Two, Hoggart has single-handedly killed the Round Robin letter.  Ten years ago no Christmas card opening was complete unless accompanied by the exultant shout of "It's a Round Robin!".  At which point every sentient being would gather round to read the smug, complacent and vainglorious outpourings of friends and relatives.  Hoggart used to publish a selection of these in the Guardian early in the New Year, and latterly produced two compilations, of which The Cat That Could Open the Fridge was one.

My favourite shocker was the one about the writer's offspring who had "spent the summer on a yacht in the Ionian Sea with some other beautiful young people from Balliol, and beat the Poet Laureate's son at Scrabble!"  

If you went round with an axe and beat the sender to a bloody pulp, no jury would convict.

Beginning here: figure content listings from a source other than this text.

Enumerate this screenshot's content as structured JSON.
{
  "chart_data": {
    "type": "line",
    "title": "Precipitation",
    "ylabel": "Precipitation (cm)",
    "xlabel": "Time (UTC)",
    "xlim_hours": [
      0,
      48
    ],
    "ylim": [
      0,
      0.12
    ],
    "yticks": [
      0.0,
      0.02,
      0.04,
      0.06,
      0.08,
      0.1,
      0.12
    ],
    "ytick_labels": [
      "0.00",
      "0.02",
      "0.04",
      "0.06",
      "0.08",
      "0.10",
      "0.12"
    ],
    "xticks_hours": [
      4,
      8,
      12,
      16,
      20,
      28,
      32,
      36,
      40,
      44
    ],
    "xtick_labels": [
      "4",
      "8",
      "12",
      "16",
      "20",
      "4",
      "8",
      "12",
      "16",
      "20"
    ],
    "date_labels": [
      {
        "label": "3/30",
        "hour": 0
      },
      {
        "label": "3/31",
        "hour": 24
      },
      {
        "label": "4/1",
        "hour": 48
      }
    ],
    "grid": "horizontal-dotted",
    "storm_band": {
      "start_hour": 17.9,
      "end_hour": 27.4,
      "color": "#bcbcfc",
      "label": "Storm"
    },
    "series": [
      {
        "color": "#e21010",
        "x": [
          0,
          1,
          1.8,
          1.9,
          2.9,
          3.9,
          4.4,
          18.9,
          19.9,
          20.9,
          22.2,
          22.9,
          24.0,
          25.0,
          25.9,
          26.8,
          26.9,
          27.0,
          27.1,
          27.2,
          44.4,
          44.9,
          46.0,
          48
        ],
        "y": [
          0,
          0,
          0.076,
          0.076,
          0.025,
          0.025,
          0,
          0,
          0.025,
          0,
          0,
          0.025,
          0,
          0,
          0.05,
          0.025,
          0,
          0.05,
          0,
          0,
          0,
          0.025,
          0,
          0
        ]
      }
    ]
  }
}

Where are the Round Robins now?  The public ridicule Hoggart heaped on them as made even the least self-aware keep schtum.  We had only two in 2013, one from some very nice people who write in full knowledge of the medium's absurdity, the other from a Lib Dem councillor in Watford who wouldn't know what self-awareness was if it landed on her head from a great height.  We are all poorer as a result.